The user sees a text box and a response. The substrate that produces that response was composed from many sources, each contributing tokens, each producing K and V vectors with the same permanence as everything else in the substrate. The developer controls the template — the structure and the ordering. But the dynamic content that fills it at runtime is selected by pipelines, not written by hand. Its quality is uncertain by nature.
Context Engineering
The practice of deliberately designing what enters the substrate — choosing what to include, where to place it, how to structure it, and what to leave out — has a name. The field has converged on the term context engineering.
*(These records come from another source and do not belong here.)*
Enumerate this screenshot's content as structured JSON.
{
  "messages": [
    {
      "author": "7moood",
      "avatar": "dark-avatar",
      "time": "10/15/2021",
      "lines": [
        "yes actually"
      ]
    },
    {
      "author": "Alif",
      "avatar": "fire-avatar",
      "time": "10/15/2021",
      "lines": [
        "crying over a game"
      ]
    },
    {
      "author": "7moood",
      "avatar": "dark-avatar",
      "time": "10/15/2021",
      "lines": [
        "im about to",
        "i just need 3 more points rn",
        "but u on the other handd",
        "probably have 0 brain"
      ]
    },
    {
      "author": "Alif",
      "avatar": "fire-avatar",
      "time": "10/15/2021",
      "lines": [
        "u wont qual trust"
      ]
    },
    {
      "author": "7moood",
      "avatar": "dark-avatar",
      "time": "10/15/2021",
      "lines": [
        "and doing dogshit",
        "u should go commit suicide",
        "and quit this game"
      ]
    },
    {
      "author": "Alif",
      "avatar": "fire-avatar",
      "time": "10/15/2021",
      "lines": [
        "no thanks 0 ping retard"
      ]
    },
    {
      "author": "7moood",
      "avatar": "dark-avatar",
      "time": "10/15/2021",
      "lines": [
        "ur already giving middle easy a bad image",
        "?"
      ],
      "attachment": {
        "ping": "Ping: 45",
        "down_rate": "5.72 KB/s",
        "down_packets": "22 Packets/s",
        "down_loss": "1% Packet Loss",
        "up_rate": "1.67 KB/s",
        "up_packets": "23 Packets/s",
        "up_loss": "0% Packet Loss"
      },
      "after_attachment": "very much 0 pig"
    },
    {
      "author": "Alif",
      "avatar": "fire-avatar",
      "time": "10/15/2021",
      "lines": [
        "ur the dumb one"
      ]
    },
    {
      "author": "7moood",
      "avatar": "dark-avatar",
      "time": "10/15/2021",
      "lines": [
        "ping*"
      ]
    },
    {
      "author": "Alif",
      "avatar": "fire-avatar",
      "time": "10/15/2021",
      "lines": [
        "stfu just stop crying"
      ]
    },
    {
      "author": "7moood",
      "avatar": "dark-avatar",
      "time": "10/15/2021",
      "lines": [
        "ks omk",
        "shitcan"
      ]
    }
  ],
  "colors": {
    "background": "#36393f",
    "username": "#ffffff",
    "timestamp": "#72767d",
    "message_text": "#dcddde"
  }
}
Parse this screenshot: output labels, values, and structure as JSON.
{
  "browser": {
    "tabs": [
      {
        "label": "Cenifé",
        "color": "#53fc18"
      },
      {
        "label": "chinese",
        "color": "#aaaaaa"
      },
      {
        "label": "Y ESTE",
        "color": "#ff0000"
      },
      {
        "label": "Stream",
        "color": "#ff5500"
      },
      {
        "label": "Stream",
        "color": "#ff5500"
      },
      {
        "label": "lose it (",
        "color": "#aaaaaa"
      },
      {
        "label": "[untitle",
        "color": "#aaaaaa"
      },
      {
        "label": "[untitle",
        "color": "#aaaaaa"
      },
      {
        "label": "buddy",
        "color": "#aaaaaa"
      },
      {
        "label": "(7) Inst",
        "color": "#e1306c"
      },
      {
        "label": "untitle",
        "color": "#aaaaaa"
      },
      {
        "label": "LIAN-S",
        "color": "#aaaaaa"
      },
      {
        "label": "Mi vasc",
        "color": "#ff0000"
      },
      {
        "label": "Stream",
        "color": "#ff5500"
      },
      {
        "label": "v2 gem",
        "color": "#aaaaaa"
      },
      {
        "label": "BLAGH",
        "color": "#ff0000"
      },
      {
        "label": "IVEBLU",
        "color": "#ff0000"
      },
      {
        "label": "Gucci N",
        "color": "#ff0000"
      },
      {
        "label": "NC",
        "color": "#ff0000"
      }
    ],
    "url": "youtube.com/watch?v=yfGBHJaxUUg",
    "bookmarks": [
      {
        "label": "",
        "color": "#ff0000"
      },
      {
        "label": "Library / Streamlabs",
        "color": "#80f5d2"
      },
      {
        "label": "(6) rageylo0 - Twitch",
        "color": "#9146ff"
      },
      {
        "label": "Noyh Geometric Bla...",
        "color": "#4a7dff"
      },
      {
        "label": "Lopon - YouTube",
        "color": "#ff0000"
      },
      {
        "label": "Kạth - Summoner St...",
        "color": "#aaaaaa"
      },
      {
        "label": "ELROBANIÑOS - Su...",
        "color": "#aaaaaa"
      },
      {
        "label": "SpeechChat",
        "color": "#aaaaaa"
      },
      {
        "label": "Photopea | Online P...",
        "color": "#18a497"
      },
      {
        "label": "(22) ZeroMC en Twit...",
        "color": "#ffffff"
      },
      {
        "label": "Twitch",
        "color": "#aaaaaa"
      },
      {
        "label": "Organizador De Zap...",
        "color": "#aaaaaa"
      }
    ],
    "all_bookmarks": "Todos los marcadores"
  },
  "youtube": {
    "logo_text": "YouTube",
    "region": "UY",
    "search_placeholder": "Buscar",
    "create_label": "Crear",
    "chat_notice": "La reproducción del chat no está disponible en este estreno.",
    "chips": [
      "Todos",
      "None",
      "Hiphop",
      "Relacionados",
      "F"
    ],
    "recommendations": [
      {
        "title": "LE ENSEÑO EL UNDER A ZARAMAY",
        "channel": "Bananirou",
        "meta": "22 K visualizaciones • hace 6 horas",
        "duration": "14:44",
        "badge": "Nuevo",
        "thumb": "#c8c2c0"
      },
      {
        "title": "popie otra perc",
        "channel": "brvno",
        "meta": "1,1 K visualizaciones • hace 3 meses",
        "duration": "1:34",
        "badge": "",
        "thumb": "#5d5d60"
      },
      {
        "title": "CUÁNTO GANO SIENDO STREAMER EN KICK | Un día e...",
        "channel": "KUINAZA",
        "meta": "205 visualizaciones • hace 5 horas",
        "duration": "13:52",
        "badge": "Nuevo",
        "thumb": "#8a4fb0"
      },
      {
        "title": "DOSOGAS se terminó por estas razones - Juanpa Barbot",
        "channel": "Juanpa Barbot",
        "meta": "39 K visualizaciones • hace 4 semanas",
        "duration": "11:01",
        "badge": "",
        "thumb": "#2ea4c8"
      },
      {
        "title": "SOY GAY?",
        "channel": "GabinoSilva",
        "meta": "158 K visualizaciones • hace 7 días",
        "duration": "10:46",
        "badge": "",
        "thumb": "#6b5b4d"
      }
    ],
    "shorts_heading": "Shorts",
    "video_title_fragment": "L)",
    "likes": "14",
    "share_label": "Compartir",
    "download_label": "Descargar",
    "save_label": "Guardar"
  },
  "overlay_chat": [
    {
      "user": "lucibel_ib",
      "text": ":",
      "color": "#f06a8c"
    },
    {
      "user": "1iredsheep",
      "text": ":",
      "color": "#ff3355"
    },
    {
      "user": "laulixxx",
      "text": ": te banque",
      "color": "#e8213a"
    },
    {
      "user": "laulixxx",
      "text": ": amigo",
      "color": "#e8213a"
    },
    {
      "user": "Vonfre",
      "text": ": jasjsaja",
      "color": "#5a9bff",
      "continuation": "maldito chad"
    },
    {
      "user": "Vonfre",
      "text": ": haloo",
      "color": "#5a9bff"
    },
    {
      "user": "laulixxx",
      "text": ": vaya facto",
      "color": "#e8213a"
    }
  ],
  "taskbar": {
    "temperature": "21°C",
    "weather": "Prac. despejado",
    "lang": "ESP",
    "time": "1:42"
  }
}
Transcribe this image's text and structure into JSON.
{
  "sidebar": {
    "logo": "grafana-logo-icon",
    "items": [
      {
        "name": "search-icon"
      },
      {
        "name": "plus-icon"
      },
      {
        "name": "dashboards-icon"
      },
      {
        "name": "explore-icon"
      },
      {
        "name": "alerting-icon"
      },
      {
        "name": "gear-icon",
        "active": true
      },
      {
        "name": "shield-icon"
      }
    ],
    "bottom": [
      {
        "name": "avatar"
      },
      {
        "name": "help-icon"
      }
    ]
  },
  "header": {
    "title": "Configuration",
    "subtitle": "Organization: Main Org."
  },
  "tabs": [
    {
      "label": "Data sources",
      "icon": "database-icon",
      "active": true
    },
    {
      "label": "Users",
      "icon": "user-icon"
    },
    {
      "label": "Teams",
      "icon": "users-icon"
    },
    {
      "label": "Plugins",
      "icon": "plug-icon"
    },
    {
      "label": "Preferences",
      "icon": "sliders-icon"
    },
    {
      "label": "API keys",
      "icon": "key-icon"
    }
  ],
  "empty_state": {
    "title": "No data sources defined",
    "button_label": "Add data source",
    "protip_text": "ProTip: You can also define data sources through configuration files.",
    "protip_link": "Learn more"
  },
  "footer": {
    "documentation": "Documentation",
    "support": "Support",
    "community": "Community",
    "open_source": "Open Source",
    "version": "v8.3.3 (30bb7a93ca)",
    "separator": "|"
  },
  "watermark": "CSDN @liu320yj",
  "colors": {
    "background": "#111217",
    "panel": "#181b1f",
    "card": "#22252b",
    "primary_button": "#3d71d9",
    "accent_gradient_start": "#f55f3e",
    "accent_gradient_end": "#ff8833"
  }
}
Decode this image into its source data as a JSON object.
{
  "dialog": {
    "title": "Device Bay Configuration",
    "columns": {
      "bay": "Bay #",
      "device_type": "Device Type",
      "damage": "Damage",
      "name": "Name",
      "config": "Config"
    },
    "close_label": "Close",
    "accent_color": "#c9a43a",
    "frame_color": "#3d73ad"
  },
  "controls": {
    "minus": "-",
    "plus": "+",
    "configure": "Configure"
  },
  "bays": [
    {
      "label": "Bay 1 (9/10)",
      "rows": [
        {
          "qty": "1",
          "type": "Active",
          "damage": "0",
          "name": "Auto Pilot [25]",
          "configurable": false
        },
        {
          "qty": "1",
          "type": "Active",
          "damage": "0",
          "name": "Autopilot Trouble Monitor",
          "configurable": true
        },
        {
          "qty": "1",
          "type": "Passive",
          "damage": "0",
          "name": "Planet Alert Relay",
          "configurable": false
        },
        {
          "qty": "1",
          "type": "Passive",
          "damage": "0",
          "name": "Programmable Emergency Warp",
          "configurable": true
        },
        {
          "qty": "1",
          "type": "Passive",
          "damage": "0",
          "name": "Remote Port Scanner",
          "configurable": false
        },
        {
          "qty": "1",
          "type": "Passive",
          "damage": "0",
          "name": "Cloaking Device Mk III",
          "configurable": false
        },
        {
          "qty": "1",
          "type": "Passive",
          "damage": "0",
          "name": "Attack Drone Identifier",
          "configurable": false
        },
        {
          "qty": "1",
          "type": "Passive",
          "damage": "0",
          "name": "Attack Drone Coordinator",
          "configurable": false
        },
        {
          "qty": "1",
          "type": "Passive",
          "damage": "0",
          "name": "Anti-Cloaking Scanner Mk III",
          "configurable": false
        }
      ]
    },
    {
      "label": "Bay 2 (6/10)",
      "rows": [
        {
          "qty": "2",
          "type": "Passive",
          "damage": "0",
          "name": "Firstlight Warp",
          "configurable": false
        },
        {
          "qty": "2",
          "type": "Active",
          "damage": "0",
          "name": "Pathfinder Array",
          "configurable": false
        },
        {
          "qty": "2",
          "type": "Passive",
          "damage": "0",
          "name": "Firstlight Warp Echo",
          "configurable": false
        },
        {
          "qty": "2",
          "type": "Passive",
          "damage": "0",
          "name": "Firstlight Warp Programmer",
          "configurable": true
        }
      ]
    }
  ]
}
Prompt engineering, the earlier discipline, focused on the craft of writing effective instructions. Context engineering expands the scope. It treats the entire composed prompt as an engineering problem: not just what the instructions say, but what sources of context surround them, how those sources are selected and filtered, where they are positioned in the sequence, and how their presence shapes the substrate that the model will read from during generation.
The core insight of context engineering is that the model's context window is a finite resource with diminishing returns. Every token that enters prefill occupies a position in the substrate. Every position produces K and V vectors that persist and compete for attention during decode. Adding more context does not always help. Context that carries strong, relevant signal enriches the substrate. Context that is irrelevant, redundant, or poorly placed dilutes it. The engineering challenge is to compose the prompt so that the substrate is as dense with useful signal as possible.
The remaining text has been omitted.